The service started by running virtual eye clinics from June 2022 with wAMD clinics starting in August 2022, initially on reduced templates to ensure the smooth running of clinics for both staff and patients.  Both clinics are now running one day a week, every week of the month.  Month on month the efficiency of the clinics in relation to patient numbers has improved.

Outcomes:

Clinical:

  • The 2-week rapid access wait times are now being achieved
  • Increased wAMD capacity for follow up, helping with timely follow up for patients
  • Patients attending virtual clinics have the benefit of a doctor being on site in the wAMD clinic at the same time to assist with review for any urgent issues identified whereas they would otherwise have to come back for another appointment to see a doctor at a later date

Patient:

  • Patients feel like they are having a more personalised treatment pathway.
  • 100% of patients are being seen on time at SGH.
  • 100% of patients feel they are treated with dignity and respect and have confidence in the staff treating them.
  • Clinics are more orderly as less patients in waiting areas and not as many clinics running at the same time.
  • Patients feel staff have more time.
  • Patients benefit from free parking.
  • Regular patient satisfaction questionnaires show the satisfaction levels have increased.  Since starting patient feedback, the results have been excellent (currently 88% excellent and 12% very good) with patients commenting;

“Very pleased there is a new clinic in Stroud, much closer to home.  It was quiet in waiting room. The nurse explained everything.”

Nursing/OPD:

  • Closer working relationships built up between outpatient staff at SGH and the acute sites.
  • Training has taken place at the acute site for the SGH nurses, but the contact has continued post training with regular communication.
  • Nurses at SGH have developed extra clinical skills which should help with increase in job satisfaction.
  • IT links have been improved between the SGH and acute sites due to funds being spent to upgrade connections as part of this project.  This has impacted on other general and retinal clinics running on other days.
  • Equipment available for Ophthalmology clinics on site has improved due to kit bought as part of this project.

Doctors:

  • Community hospitals are a calmer environment for doctors to work within as they have less clinics running than the acute sites.
  • Ample opportunity to provide further teaching of injector skills to develop the staffing further.

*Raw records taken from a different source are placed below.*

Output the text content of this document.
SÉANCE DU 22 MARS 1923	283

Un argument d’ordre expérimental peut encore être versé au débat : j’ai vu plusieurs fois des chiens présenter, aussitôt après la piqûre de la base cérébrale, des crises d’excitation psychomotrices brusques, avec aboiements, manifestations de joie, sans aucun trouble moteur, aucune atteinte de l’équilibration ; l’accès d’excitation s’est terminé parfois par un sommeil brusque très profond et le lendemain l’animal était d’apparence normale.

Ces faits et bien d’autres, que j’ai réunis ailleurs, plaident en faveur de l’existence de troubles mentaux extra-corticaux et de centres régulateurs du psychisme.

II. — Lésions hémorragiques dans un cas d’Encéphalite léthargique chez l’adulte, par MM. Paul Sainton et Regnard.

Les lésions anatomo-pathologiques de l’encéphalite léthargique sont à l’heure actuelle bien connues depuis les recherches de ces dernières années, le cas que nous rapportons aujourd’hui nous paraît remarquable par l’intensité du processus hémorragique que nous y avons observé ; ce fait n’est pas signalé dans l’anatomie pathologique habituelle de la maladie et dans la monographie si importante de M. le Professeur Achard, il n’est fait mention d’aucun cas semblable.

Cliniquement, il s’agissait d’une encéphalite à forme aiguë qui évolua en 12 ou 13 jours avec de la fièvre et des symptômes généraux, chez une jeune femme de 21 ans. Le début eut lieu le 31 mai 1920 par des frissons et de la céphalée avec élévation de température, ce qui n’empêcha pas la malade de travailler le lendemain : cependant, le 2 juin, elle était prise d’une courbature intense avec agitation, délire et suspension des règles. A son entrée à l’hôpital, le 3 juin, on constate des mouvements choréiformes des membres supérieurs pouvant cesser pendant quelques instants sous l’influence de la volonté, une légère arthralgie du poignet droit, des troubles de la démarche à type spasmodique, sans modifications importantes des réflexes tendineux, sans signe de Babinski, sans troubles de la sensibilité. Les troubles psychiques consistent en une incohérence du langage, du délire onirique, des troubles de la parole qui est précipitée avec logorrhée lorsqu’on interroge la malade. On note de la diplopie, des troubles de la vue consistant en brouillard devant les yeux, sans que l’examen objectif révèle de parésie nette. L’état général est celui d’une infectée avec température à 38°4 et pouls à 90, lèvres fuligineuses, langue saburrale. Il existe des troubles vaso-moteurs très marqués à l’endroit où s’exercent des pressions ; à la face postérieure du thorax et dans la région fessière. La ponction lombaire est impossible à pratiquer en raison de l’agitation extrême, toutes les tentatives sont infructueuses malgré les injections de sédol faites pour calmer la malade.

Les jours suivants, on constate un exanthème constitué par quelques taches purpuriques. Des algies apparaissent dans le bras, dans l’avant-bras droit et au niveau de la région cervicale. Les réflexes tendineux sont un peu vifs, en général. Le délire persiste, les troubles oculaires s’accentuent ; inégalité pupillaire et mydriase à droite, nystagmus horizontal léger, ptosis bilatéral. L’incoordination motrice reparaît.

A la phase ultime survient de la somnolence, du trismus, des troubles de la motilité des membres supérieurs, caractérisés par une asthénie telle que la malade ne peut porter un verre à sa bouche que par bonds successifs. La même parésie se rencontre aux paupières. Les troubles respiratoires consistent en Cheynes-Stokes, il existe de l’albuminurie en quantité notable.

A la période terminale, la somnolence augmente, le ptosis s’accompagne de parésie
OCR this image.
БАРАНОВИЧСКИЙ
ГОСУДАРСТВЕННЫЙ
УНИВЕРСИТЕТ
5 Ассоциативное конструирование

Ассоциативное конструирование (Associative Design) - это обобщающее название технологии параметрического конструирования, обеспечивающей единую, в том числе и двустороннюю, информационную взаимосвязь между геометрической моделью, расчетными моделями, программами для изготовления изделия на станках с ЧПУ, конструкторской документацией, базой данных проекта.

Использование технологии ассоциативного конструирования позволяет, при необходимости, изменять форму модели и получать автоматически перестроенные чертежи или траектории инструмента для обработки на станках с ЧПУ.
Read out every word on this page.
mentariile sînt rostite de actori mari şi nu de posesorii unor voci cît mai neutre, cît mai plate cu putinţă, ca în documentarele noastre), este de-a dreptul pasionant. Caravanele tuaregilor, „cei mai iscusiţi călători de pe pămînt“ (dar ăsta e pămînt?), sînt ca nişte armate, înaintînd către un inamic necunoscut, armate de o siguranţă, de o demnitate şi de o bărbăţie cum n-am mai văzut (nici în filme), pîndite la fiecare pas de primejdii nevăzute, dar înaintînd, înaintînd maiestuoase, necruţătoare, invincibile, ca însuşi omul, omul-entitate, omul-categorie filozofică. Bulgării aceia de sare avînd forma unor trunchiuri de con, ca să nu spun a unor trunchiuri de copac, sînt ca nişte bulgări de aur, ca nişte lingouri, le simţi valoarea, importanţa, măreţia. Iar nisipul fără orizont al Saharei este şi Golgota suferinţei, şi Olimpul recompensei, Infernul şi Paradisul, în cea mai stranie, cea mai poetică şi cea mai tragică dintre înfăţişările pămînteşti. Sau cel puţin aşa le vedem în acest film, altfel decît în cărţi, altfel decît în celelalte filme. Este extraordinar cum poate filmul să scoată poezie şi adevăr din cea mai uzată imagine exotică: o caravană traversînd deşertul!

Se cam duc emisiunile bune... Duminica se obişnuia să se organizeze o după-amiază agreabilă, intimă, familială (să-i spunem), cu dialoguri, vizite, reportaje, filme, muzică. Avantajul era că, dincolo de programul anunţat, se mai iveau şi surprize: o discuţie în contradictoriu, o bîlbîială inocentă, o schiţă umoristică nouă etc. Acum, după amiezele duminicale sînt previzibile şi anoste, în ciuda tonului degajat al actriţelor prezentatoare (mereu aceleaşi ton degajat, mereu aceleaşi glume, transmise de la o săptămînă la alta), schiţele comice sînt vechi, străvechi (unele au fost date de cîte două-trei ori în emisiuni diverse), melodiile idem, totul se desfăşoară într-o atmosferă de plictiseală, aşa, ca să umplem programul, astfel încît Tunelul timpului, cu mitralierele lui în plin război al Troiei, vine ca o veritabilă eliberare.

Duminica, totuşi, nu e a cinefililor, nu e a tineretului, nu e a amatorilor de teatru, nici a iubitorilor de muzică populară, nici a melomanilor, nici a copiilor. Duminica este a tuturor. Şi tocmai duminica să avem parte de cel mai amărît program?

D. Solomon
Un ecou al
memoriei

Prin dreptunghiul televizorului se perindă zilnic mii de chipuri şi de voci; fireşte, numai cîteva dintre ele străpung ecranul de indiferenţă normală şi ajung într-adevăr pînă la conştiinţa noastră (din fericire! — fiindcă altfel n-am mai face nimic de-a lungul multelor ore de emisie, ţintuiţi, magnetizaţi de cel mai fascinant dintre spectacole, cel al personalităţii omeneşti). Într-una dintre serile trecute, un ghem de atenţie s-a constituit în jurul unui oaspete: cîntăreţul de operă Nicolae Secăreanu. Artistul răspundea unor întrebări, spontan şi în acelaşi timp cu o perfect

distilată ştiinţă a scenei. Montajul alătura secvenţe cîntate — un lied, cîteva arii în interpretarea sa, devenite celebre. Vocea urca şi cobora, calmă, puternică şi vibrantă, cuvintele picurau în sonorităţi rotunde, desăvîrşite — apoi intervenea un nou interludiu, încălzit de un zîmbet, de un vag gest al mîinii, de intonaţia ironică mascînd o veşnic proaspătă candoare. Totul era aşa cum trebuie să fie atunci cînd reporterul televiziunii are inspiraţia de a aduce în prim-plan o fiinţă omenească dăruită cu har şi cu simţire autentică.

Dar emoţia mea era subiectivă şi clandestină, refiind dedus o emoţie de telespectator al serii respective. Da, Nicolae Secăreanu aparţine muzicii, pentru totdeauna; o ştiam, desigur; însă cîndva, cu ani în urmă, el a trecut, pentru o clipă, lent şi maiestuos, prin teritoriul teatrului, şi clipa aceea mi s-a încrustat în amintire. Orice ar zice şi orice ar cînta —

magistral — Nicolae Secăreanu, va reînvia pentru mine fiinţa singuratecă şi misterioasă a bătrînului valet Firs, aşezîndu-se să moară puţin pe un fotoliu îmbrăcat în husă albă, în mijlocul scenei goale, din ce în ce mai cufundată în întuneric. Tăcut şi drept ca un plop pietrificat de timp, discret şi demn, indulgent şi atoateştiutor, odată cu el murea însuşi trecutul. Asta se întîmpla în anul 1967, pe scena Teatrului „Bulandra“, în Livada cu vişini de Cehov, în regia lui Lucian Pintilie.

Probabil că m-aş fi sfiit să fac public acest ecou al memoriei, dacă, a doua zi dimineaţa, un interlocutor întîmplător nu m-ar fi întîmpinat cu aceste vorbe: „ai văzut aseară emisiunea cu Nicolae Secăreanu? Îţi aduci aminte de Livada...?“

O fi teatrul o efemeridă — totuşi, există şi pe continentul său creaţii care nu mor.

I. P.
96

It is hoped that the success of the wAMD and virtual eye clinics in Stroud General Hospital (SGH)can be replicated in other community hospitals.

Conclusion:

This project initiated the identification of the most vulnerable patients living within the Stroud vicinity and who, if suitable for treatment at a hub and spoke site, would feel the most impact on their patient experience and welfare by being treated closer to home. The improvements seen within the project will be continued and built up in respect of number of clinics running, patients seen and increased improvement in patient experience.